At the same time she was sending samples of the same seeds to various places in the Gard, the Bouches du Rhône, etc., etc.

M. Gressier (April 20) asked Pasteur to examine them and to give him a detailed report. Pasteur answered four days afterwards in terms which were certainly not softened by the usual administrative precautions—

“Monsieur le Ministre, ... these three sorts of seed are worthless. If they are developed, even in very small nurseries, they will in every instance succumb to corpuscle disease. If my seeding process had been employed, it would not have required ten minutes to discover that Mademoiselle Amat’s cocoons, though excellent for spinning purposes, were absolutely unfit for reproduction. My seeding process gives the means of recognizing those broods which are suitable for seed, whilst opposing the production of the infected eggs which year by year flood the silkworm cultivating departments.

“I shall be much obliged, Monsieur le Ministre, if you will kindly inform the Prefect of the Corrèze of the forecasts which I now impart to you, and if you will ask him to report to you the results of Mademoiselle Amat’s three lots.

“For my part, I feel so sure of what I now affirm, that I shall not even trouble to test, by hatching them, the samples which you have sent me. I have thrown them into the river....”

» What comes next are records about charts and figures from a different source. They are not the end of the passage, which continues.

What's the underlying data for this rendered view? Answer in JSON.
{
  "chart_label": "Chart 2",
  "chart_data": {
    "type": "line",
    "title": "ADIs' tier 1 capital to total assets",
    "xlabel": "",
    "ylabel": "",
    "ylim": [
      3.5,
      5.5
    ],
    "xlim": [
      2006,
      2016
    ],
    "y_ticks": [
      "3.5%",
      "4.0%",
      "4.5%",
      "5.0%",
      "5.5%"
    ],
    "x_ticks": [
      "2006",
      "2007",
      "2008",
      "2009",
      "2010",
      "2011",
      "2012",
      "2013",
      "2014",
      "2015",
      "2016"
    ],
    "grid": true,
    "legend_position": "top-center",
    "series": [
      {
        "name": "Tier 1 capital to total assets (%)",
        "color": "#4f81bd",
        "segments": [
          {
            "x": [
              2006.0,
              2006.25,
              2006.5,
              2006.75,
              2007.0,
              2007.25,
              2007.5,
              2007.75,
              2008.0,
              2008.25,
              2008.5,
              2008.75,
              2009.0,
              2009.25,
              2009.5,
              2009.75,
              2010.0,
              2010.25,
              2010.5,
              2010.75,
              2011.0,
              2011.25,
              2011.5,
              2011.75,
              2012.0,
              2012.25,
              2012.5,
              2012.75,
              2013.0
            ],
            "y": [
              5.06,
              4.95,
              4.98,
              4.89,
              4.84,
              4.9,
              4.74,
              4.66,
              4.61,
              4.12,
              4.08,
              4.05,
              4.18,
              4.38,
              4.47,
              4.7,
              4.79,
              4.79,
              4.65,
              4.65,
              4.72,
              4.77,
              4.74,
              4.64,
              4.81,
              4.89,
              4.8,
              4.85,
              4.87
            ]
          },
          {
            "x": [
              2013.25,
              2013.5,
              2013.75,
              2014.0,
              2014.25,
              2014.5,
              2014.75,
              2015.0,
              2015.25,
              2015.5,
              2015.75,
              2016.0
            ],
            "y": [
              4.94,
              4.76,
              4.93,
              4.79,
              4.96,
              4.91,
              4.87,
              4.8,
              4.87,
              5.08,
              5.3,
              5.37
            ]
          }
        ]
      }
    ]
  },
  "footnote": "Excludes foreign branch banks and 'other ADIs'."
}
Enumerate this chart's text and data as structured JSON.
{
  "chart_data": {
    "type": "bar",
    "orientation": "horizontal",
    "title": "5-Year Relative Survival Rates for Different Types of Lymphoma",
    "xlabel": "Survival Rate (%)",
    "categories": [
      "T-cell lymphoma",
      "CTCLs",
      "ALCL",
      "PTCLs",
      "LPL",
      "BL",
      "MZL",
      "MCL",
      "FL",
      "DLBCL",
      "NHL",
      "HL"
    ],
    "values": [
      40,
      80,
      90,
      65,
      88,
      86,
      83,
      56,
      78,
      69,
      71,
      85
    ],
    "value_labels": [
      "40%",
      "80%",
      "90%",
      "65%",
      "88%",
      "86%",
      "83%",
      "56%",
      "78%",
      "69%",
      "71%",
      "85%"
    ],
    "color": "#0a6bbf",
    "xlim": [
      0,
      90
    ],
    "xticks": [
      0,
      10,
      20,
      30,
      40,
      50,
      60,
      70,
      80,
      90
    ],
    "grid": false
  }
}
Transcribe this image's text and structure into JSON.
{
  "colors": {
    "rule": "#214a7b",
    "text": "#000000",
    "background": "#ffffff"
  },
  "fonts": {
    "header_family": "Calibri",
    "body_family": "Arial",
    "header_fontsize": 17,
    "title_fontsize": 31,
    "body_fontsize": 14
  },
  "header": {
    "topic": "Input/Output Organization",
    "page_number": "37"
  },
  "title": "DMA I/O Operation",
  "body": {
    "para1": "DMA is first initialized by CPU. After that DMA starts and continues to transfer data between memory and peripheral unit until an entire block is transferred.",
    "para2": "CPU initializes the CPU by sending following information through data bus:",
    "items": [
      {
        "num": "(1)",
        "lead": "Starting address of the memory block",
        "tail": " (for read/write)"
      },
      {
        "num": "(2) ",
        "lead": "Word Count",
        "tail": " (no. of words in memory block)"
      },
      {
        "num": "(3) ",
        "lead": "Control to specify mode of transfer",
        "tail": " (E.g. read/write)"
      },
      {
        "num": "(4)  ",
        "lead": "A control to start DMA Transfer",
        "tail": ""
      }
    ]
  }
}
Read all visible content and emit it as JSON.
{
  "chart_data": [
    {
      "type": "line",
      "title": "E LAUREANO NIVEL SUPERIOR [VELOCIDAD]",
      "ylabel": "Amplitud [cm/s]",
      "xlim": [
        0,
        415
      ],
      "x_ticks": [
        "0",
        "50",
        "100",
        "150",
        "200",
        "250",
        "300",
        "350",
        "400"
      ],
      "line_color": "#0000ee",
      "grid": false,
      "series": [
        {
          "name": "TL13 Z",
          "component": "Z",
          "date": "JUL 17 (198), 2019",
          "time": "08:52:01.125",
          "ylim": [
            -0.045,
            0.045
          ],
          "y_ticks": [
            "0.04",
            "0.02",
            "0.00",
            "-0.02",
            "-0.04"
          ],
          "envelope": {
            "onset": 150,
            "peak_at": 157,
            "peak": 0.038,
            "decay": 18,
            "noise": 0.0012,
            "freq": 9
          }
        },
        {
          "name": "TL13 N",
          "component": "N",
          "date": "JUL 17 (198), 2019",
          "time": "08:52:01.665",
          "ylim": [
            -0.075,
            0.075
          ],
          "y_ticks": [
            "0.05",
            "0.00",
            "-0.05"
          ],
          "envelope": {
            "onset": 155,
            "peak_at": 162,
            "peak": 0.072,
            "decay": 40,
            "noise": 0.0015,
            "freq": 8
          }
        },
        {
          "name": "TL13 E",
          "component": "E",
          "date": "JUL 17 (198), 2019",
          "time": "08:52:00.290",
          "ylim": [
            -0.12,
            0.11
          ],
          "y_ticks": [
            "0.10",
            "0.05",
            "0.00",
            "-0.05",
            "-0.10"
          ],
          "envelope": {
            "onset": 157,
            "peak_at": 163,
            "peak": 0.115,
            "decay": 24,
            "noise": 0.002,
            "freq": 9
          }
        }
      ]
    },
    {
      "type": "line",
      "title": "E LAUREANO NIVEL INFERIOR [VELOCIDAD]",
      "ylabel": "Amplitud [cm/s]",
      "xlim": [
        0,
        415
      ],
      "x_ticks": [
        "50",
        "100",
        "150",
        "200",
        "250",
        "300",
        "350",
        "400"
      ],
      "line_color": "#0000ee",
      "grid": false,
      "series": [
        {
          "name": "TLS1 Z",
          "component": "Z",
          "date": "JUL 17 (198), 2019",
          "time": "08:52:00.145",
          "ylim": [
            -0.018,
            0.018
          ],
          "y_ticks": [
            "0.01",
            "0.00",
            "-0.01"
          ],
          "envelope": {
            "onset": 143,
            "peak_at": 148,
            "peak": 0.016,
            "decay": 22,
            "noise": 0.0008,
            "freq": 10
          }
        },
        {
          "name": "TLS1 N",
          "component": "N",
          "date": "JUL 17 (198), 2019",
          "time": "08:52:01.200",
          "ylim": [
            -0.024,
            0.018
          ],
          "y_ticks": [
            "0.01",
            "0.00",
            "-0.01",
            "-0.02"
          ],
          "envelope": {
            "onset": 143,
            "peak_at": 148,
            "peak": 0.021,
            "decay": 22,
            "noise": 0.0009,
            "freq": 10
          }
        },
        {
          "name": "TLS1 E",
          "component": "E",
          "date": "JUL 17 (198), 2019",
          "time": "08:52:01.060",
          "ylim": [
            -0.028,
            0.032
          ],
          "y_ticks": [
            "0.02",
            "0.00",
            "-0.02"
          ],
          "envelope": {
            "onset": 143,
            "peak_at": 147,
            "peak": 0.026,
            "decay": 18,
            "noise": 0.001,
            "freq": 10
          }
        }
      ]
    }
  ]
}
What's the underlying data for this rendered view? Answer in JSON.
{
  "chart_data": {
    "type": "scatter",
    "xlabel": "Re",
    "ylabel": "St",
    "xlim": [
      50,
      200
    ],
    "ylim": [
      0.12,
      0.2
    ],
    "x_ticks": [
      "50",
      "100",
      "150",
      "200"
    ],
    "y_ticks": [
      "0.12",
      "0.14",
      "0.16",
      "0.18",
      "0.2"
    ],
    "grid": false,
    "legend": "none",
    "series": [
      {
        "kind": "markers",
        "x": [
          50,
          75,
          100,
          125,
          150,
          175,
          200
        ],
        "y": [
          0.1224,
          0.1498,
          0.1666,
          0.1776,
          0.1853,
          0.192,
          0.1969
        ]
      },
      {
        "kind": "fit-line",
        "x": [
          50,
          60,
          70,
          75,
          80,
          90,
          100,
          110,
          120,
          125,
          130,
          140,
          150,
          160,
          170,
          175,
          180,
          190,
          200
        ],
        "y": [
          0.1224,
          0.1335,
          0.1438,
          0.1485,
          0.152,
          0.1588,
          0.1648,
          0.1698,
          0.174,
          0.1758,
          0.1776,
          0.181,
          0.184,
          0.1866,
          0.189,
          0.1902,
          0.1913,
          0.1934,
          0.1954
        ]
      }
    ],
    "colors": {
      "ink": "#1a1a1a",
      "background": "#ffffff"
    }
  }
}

J. B. Dumas had come to Alais, Messrs. Gernez and Duclaux now returned from their expeditions. In two hundred broods, each of one or two ounces of seed, coming from three different sources and hatched in various localities, not one failure was recorded. The Lyons Commission, which had made a note of Pasteur’s bold prognosis, found it absolutely correct; the excellence of the method was acknowledged by all who had conscientiously tried it. Now that the scourge was really conquered, Pasteur imagined that all he had to do was to set up a table of the results sent to him. But, from the south of France and from Corsica, jealousies were beginning their work of undermining; pseudo-scientists in their vanity proclaimed that everything was illusory that was outside their own affirmations, and the seed merchants, willing to ruin everybody rather than jeopardize their miserable interests, “did not hesitate (we are quoting M. Gernez) to perpetrate the most odious falsehoods.”